At the conclusion of the 1995 season, the New York Yankees had a void to fill at first base with the retirement of Yankees legend Don Mattingly.
For 14 seasons “Donnie Baseball” ruled the Bronx, but with his retirement, the Yankees were needing someone special to fill that hole at first. With the makings of a dynasty coming together, little did the Yankees know that they were about to fill that vacant position at first in a big way.
In the winter of ’95-’96, the Yankees made a trade that would prove huge in the club’s success moving forward. The Bombers acquired Tino Martinez, Jeff Nelson and Jim Mecir in exchange for Sterling Hitchcock and Russ Davis. Any Yankees fan from the 90’s knows that Jeff Nelson would be a valuable piece in a bullpen that would be key for the Yankees moving forward into the next decade and for several years to come. But when Tino came to the Bronx before the 1996 campaign, the Yankees had found a power-hitting first baseman to fill the void left by the departure of Mattingly.
For his career that spanned some 16 seasons with various teams including Seattle, Tampa Bay and St. Louis, Martinez’s time in the Bronx will be what he is most remembered for. He hit 339 homeruns (192 of those with the Yankees) with 1,271 runs batted in for his career along with a .271 batting average. He was a two-time all-star in 1995 and 1997. He had an MVP-caliber season in ’97, hitting .296/.371/.577 with 44 homers and 141 RBIs. Tino even won the Home Run Derby at the All-Star Game in Cleveland.
What Yankees fans will remember the most about Constantino Martinez is two World Series home runs that he hit. The first was in 1998 in game one against the San Diego Padres, which came off of Mark Langston with the game tied and the bases loaded. The grand slam was part of a seven-run inning, which saw the Yankees go from down 5-2 to all of a sudden being up 9-5. The Yankees would never look back in the series, as they went on to sweep San Diego in four games.
His second historic World Series home run is probably considered one of the most famous in the history of the old Stadium. It came on Halloween night, 2001 and game four of the Fall Classic against the Arizona Diamondbacks. The Yankees were one out away from falling into a devastating 3-1 series hole when they trailed 3-1 in the bottom of the ninth. With a runner on base, Martinez crushed a game-tying home run over the centerfield fence at Yankee Stadium off of closer Byung-Hyun Kim. The Yankees eventually won this game in extra-innings on a solo home run by “Mr. November”, Derek Jeter.

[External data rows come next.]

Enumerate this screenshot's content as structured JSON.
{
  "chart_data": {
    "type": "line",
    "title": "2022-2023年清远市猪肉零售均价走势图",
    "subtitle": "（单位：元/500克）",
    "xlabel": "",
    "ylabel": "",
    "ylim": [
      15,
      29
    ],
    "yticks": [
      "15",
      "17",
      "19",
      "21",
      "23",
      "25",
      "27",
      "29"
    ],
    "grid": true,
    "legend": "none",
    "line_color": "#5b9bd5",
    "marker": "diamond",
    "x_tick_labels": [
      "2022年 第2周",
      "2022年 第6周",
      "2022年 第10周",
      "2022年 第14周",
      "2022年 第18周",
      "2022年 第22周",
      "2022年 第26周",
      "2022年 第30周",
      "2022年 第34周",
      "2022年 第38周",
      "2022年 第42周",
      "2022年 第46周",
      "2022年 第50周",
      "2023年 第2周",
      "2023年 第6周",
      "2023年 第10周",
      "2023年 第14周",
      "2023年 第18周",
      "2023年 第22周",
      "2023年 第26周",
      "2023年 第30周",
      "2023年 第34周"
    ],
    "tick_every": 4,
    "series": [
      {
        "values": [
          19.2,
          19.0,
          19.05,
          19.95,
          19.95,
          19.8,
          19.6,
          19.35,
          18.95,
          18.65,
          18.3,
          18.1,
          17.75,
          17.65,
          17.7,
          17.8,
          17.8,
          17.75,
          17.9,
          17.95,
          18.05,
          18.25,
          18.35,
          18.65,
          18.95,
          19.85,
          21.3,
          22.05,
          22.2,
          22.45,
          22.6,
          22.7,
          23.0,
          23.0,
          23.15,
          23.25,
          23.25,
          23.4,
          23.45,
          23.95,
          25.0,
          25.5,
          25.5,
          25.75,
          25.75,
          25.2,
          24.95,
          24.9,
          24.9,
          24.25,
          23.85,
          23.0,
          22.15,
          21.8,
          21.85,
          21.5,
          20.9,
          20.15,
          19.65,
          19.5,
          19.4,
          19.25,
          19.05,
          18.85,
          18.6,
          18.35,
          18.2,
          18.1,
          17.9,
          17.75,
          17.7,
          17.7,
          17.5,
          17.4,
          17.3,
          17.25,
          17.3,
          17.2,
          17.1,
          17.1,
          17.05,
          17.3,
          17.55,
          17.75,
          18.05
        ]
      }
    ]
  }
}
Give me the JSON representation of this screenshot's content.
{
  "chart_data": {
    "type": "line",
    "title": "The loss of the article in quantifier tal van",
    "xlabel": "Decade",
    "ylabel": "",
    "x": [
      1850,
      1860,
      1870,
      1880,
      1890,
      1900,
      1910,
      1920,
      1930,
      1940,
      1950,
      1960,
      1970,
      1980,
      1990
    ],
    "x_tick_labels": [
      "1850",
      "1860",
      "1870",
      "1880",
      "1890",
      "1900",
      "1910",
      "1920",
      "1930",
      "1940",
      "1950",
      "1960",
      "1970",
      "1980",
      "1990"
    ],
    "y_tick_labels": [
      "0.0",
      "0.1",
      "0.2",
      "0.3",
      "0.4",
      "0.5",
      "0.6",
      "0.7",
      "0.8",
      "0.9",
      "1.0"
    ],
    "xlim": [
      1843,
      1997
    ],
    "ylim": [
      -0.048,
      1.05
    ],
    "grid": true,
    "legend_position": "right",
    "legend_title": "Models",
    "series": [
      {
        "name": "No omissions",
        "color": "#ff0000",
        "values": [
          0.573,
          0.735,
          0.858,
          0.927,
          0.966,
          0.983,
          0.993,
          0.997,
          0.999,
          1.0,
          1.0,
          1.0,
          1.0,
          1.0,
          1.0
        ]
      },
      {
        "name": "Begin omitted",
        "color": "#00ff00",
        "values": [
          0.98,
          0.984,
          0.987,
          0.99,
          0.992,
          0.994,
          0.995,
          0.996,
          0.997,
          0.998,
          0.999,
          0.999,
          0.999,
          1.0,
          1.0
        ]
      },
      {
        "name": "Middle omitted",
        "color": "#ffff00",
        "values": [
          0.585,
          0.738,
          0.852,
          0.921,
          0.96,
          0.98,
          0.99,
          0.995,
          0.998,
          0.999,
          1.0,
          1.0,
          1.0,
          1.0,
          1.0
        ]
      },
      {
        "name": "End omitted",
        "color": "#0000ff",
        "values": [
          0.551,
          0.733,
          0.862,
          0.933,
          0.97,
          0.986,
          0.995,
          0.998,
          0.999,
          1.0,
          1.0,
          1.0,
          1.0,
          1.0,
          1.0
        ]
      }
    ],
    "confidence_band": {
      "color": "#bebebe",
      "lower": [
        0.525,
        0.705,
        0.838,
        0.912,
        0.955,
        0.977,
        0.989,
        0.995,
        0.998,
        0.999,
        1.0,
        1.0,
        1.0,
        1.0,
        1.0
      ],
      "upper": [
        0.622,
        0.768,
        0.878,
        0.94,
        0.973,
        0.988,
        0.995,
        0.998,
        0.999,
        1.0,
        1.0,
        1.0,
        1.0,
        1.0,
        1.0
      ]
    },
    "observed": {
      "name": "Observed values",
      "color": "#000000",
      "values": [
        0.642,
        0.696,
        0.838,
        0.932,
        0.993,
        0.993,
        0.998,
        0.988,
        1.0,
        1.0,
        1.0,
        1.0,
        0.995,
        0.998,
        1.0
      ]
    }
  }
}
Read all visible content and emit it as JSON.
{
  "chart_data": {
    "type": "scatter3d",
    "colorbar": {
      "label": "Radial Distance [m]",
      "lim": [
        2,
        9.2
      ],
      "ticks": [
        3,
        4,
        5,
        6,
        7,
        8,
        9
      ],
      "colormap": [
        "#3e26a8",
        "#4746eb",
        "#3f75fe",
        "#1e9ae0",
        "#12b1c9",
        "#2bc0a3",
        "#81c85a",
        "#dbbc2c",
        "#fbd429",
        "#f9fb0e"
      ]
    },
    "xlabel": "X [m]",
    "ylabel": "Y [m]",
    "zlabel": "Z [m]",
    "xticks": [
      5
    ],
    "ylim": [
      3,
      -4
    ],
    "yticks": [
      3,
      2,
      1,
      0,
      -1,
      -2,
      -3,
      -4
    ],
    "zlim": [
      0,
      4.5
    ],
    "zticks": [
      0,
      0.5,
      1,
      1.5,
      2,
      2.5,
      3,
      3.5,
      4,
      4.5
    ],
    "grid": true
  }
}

Tino came back with the Yankees in 2005 and carried their offense in the early part of the season, hitting 12 homers by May 15 before ultimately retiring at the end of the season. Tino ended up winning four World Series Championships with the Yankees, and was an intense leader both on the field and in the clubhouse.
As the Yankees prepare to honor the 1996 World Series Champions later this summer, we must remember that a huge part of that first championship in 18 years for the Yankees was Tino Martinez.